An ambitious US carbon capture and storage (CCS) project has begun a three-year trial to pump one million tonnes of CO2 underground.
The Midwest Geological Sequestration Consortium (MGSC) has begun injecting carbon dioxide (CO2) for the first million-tonne demonstration of carbon sequestration in the US.
The CO2 will be stored permanently in the Mount Simon Sandstone more than a mile beneath the Illinois surface at Decatur.
The MGSC is led by the Illinois State Geological Survey (ISGS), part of the Prairie Research Institute at the University of Illinois.
"Establishing long-term, environmentally safe and secure underground CO2 storage is a critical component in achieving successful commercial deployment of carbon capture, utilization and storage (CCUS) technology," said Chuck McConnell, Chief Operating Officer for the U.S. Department of Energy (DOE) Office of Fossil Energy (FE). "This injection test project by MGSC, as well as those undertaken by other FE regional partnerships, are helping confirm the great potential and viability of permanent geologic storage as an important option in climate change mitigation strategies."
MGSC is one of seven regional partnerships created by the DOE to advance technologies nationwide for capturing and permanently storing greenhouse gases that contribute to global climate change.
"I want to congratulate the Midwest Geological Sequestration Consortium, the Prairie Research Institute, ADM, and the other partners on this leading-edge demonstration project that has brought the future of clean energy research and technology to the state of Illinois today," said Illinois Governor Pat Quinn. "We are poised to reap the economic and environmental benefits that this public-private partnership has produced. This successful project gives Illinois a competitive advantage to attract green businesses and address our climate change responsibilities."
"We are enthusiastic as we reach the operational stage of our project. The analysis of data collected beginning in 2003 indicates that the lower Mt. Simon Sandstone has the necessary geological characteristics to be an excellent injection target for safe and effective storage of CO2," said Robert J. Finley, PhD, director and leader of ISGS's sequestration team. The $96 million Illinois Basin – Decatur Project was funded in 2007 and now marks the beginning of the injection of 1 million metric tonnes of CO2 over the next three years.

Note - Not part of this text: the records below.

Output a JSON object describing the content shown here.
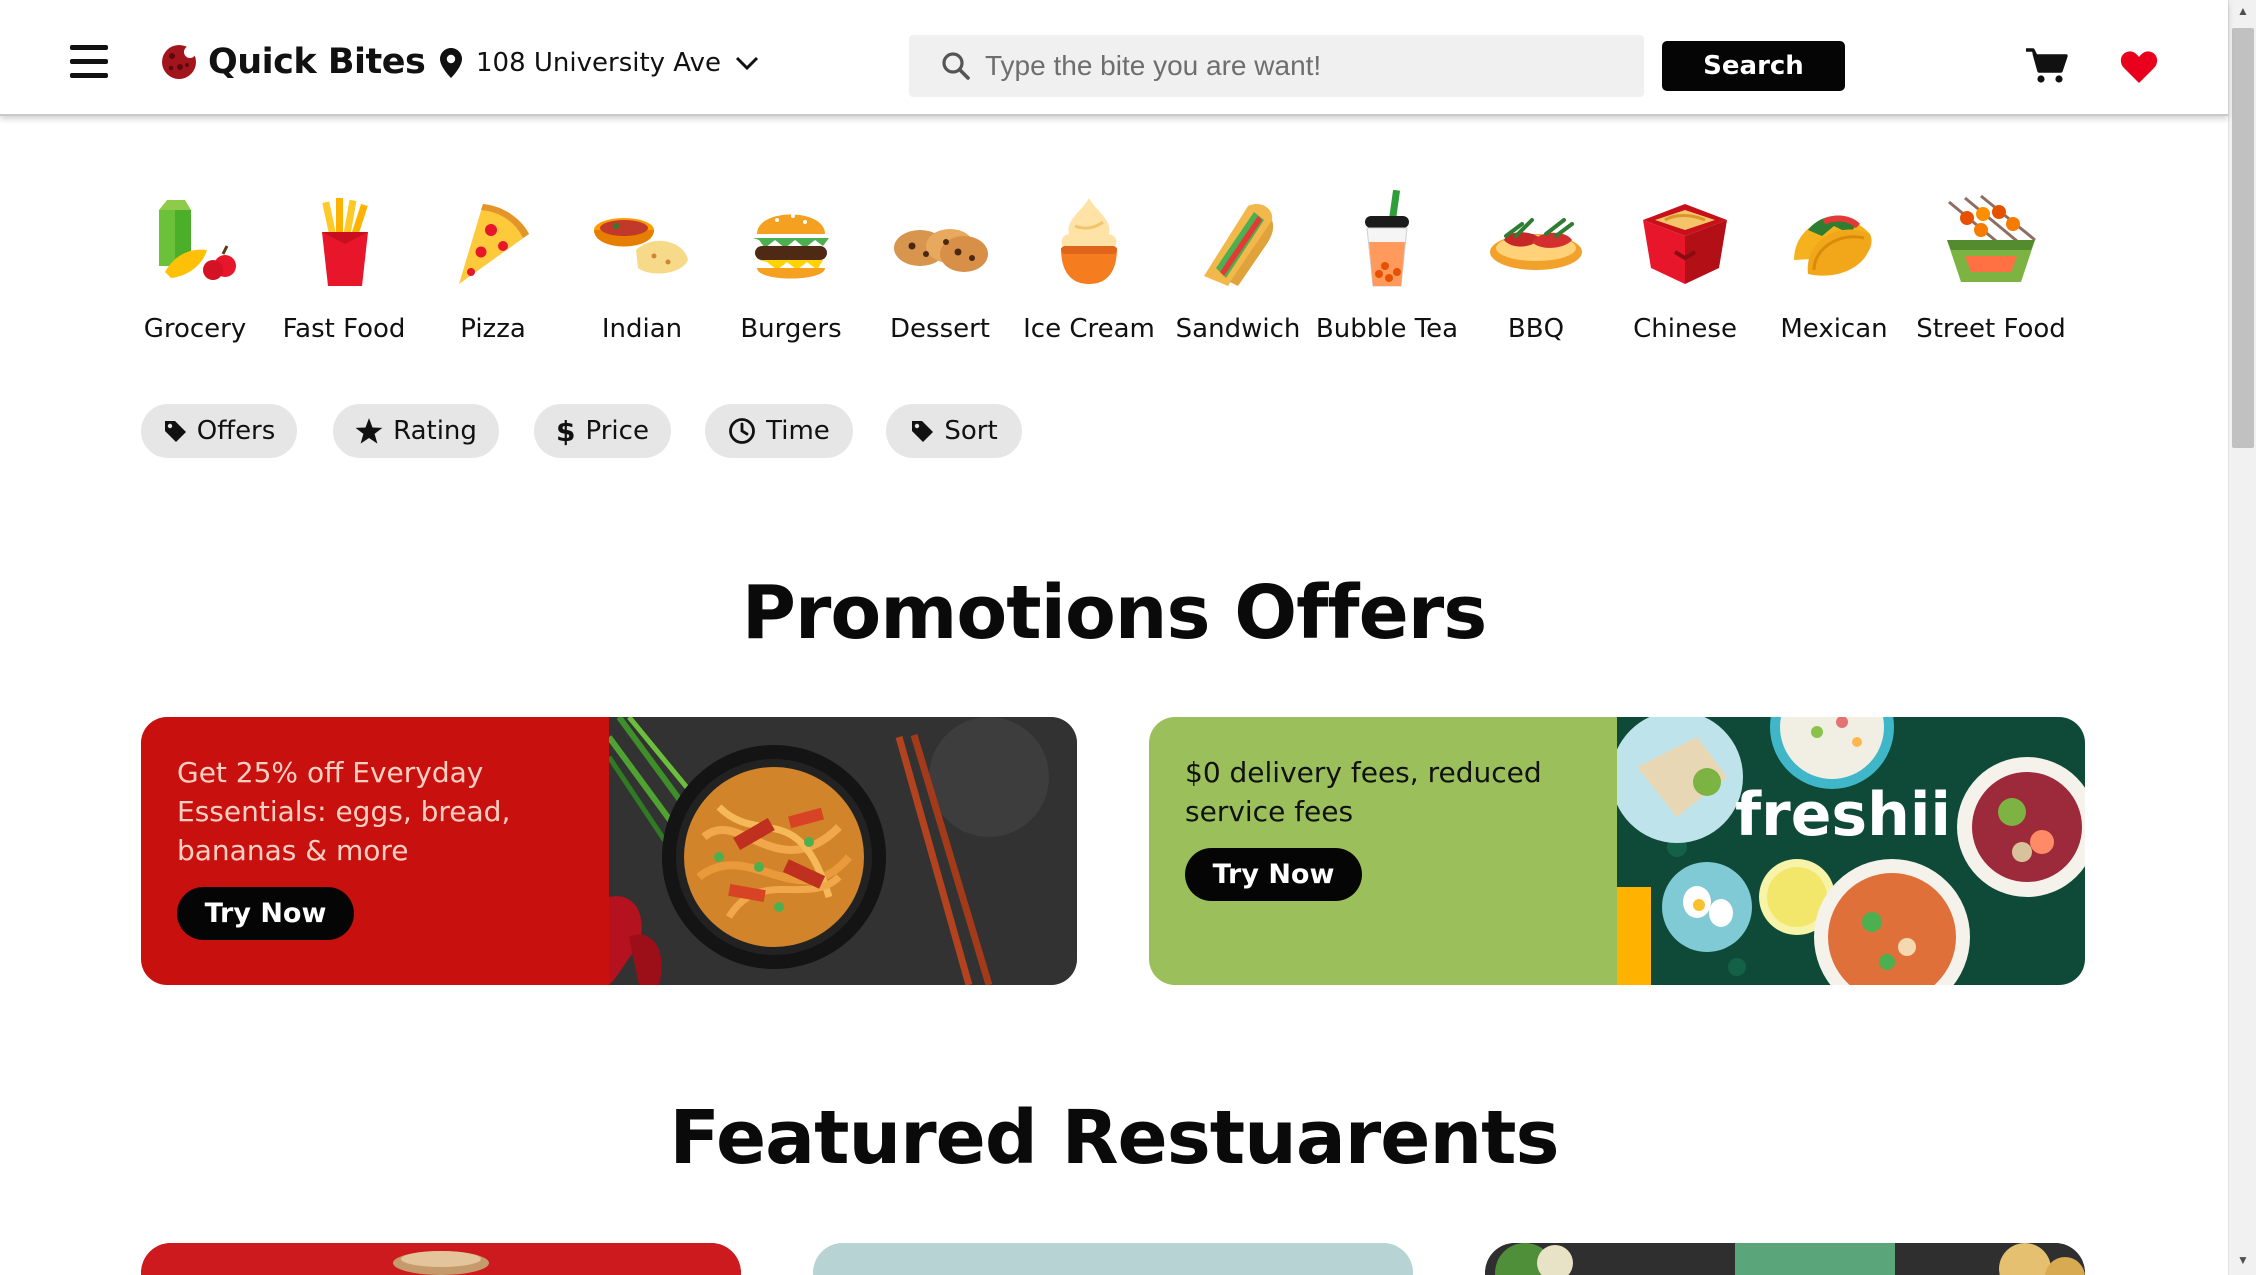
{
  "header": {
    "brand": "Quick Bites",
    "location": "108 University Ave",
    "search_placeholder": "Type the bite you are want!",
    "search_button": "Search"
  },
  "categories": [
    {
      "label": "Grocery"
    },
    {
      "label": "Fast Food"
    },
    {
      "label": "Pizza"
    },
    {
      "label": "Indian"
    },
    {
      "label": "Burgers"
    },
    {
      "label": "Dessert"
    },
    {
      "label": "Ice Cream"
    },
    {
      "label": "Sandwich"
    },
    {
      "label": "Bubble Tea"
    },
    {
      "label": "BBQ"
    },
    {
      "label": "Chinese"
    },
    {
      "label": "Mexican"
    },
    {
      "label": "Street Food"
    }
  ],
  "filters": [
    {
      "label": "Offers",
      "icon": "tag-icon"
    },
    {
      "label": "Rating",
      "icon": "star-icon"
    },
    {
      "label": "Price",
      "icon": "dollar-icon"
    },
    {
      "label": "Time",
      "icon": "clock-icon"
    },
    {
      "label": "Sort",
      "icon": "tag-icon"
    }
  ],
  "promotions": {
    "title": "Promotions Offers",
    "offers": [
      {
        "text": "Get 25% off Everyday Essentials: eggs, bread, bananas & more",
        "button": "Try Now",
        "color": "#c8100f"
      },
      {
        "text": "$0 delivery fees, reduced service fees",
        "button": "Try Now",
        "color": "#9bc05b",
        "brand": "freshii"
      }
    ]
  },
  "featured": {
    "title": "Featured Restuarents"
  },
  "colors": {
    "accent_red": "#e8001c",
    "search_button": "#050505",
    "chip_bg": "#e6e6e6"
  }
}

"Reaching the injection phase of this project is a major milestone in sequestration technology world-wide and for the State of Illinois," said Prairie Research Institute Executive Director, William W. Shilts, PhD. "Four years of effort are coming to fruition at a site with unique capabilities, some of them first-in-the-world with respect to the extensive subsurface monitoring system. It's a strategic investment in Illinois' future." Visitors from Australia, China, Norway, Spain, and Japan have already visited the Illinois Basin – Decatur Project and they expect to welcome more of the international sequestration research community over the next several years, Shilts noted.

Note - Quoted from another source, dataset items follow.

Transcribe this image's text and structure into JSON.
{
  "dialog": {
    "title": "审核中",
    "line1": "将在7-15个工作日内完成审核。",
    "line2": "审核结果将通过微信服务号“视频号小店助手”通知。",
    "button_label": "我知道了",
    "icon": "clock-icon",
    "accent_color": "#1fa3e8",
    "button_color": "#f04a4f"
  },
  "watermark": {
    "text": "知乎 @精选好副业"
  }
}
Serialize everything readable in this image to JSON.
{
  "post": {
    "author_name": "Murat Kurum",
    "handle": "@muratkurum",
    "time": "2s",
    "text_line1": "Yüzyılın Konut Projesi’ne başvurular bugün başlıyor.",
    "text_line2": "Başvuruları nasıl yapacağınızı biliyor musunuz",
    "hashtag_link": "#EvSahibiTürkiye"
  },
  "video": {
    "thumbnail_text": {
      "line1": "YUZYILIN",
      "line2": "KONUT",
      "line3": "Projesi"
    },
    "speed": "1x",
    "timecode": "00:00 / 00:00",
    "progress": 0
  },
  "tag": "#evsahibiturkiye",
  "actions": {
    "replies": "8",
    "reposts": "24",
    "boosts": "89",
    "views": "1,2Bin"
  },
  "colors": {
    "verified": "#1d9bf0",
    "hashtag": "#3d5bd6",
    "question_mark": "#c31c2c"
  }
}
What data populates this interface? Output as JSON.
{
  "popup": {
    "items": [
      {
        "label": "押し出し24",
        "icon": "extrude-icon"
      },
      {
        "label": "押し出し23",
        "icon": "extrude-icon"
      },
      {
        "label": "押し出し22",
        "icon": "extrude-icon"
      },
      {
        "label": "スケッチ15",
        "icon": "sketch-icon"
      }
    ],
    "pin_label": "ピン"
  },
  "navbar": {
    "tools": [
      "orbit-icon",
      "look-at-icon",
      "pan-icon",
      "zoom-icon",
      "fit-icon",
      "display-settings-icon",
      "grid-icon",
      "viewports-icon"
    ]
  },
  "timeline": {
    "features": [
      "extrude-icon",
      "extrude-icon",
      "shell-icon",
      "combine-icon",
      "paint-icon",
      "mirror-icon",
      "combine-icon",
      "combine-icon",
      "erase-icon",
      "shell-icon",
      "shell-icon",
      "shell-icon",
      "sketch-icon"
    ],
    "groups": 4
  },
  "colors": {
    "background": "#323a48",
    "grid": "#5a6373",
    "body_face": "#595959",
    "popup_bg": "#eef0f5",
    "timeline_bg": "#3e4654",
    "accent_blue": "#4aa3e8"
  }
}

The CO2 is being captured from the fermentation process used to produce ethanol at Archer Daniels Midland Company's (ADM) corn processing complex. It is compressed into a dense-liquid to facilitate the injection process and permanent storage at a depth of 7,000 feet, according to Finley. The Mt. Simon Sandstone is the thickest and most widespread saline reservoir in the Illinois Basin, which covers two-thirds of Illinois and reaches into western Indiana and western Kentucky. The estimated CO2 storage capacity of the Mt. Simon is 11 to 151 billion metric tonnes, and it is below several layers of shale that serve as an impermeable cap rock to hold the CO2 in place, Finley added.
This demonstration project is part of the Development Phase of the Regional Carbon Sequestration Partnerships program, a DOE Office of Fossil Energy initiative launched in 2003 to determine the best approaches for capturing and permanently storing greenhouse gases that can contribute to global climate change.

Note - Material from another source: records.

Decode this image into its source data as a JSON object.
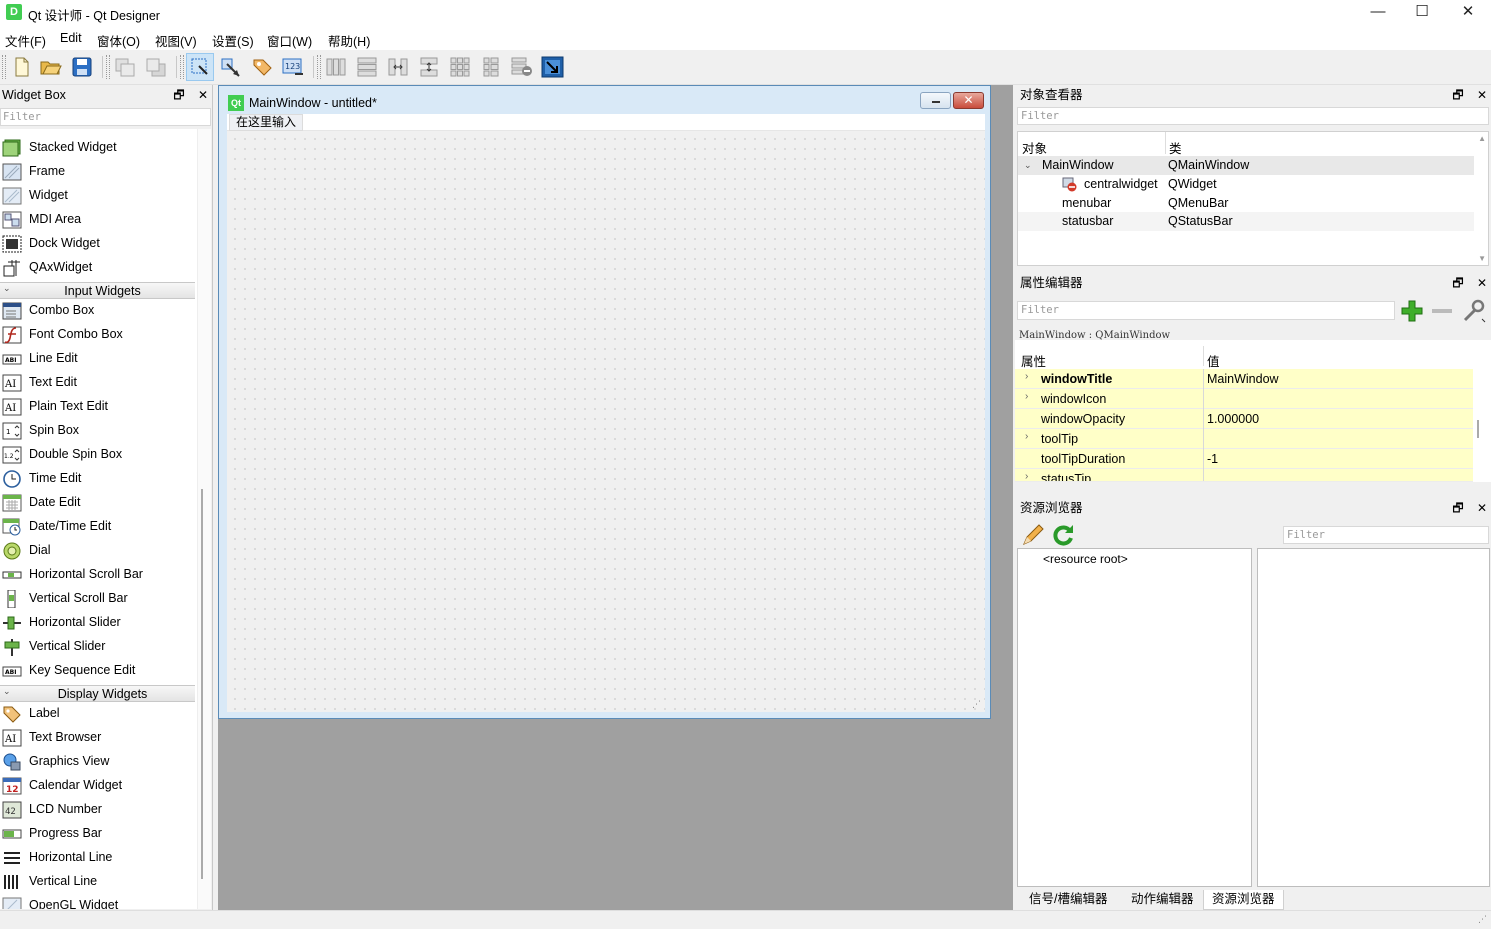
{
  "window": {
    "icon_letter": "D",
    "title": "Qt 设计师 - Qt Designer",
    "minimize": "—",
    "maximize": "☐",
    "close": "✕"
  },
  "menus": [
    "文件(F)",
    "Edit",
    "窗体(O)",
    "视图(V)",
    "设置(S)",
    "窗口(W)",
    "帮助(H)"
  ],
  "widget_box": {
    "title": "Widget Box",
    "float_icon": "🗗",
    "close_icon": "✕",
    "filter_placeholder": "Filter",
    "items_top": [
      "Stacked Widget",
      "Frame",
      "Widget",
      "MDI Area",
      "Dock Widget",
      "QAxWidget"
    ],
    "category_input": "Input Widgets",
    "items_input": [
      "Combo Box",
      "Font Combo Box",
      "Line Edit",
      "Text Edit",
      "Plain Text Edit",
      "Spin Box",
      "Double Spin Box",
      "Time Edit",
      "Date Edit",
      "Date/Time Edit",
      "Dial",
      "Horizontal Scroll Bar",
      "Vertical Scroll Bar",
      "Horizontal Slider",
      "Vertical Slider",
      "Key Sequence Edit"
    ],
    "category_display": "Display Widgets",
    "items_display": [
      "Label",
      "Text Browser",
      "Graphics View",
      "Calendar Widget",
      "LCD Number",
      "Progress Bar",
      "Horizontal Line",
      "Vertical Line",
      "OpenGL Widget"
    ]
  },
  "form": {
    "icon_label": "Qt",
    "title": "MainWindow - untitled*",
    "menu_placeholder": "在这里输入",
    "close": "✕"
  },
  "object_inspector": {
    "title": "对象查看器",
    "filter_placeholder": "Filter",
    "col_object": "对象",
    "col_class": "类",
    "rows": [
      {
        "object": "MainWindow",
        "class": "QMainWindow"
      },
      {
        "object": "centralwidget",
        "class": "QWidget"
      },
      {
        "object": "menubar",
        "class": "QMenuBar"
      },
      {
        "object": "statusbar",
        "class": "QStatusBar"
      }
    ]
  },
  "property_editor": {
    "title": "属性编辑器",
    "filter_placeholder": "Filter",
    "context": "MainWindow : QMainWindow",
    "col_property": "属性",
    "col_value": "值",
    "rows": [
      {
        "name": "windowTitle",
        "value": "MainWindow",
        "expandable": true,
        "bold": true
      },
      {
        "name": "windowIcon",
        "value": "",
        "expandable": true,
        "bold": false
      },
      {
        "name": "windowOpacity",
        "value": "1.000000",
        "expandable": false,
        "bold": false
      },
      {
        "name": "toolTip",
        "value": "",
        "expandable": true,
        "bold": false
      },
      {
        "name": "toolTipDuration",
        "value": "-1",
        "expandable": false,
        "bold": false
      },
      {
        "name": "statusTip",
        "value": "",
        "expandable": true,
        "bold": false
      }
    ]
  },
  "resource_browser": {
    "title": "资源浏览器",
    "filter_placeholder": "Filter",
    "root": "<resource root>"
  },
  "bottom_tabs": [
    "信号/槽编辑器",
    "动作编辑器",
    "资源浏览器"
  ],
  "colors": {
    "accent": "#41cd52",
    "property_highlight": "#ffffc8",
    "mdi_background": "#a0a0a0",
    "form_border": "#5a8bb7"
  }
}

The Illinois State Geological Survey manages the MGSC project. ISGS characterized the regional geology that led to selection of the Decatur site and is investigating the characteristics of the Mt. Simon reservoir and the overlying shale seal that retains the CO2. The Survey is conducting one of the most extensive environmental monitoring programs of any sequestration site in the world. The project is permitted under requirements of both the Illinois and the U.S. Environmental Protection Agencies as the first large demonstration-scale injection of CO2 from a biofuel production facility anywhere in the U.S.
Schlumberger Carbon Services is providing full project management for the design and construction of all wells associated with the storage and deep monitoring parts of the project. Drilling of the injection well in 2009 confirmed suitability of the site and was followed by a seismic survey, a geophysical monitoring well, and a pressure and fluid sampling (verification) well, all in 2010. Completion of the verification well was followed by two rounds of initial fluid sampling to thoroughly document pre-injection reservoir conditions.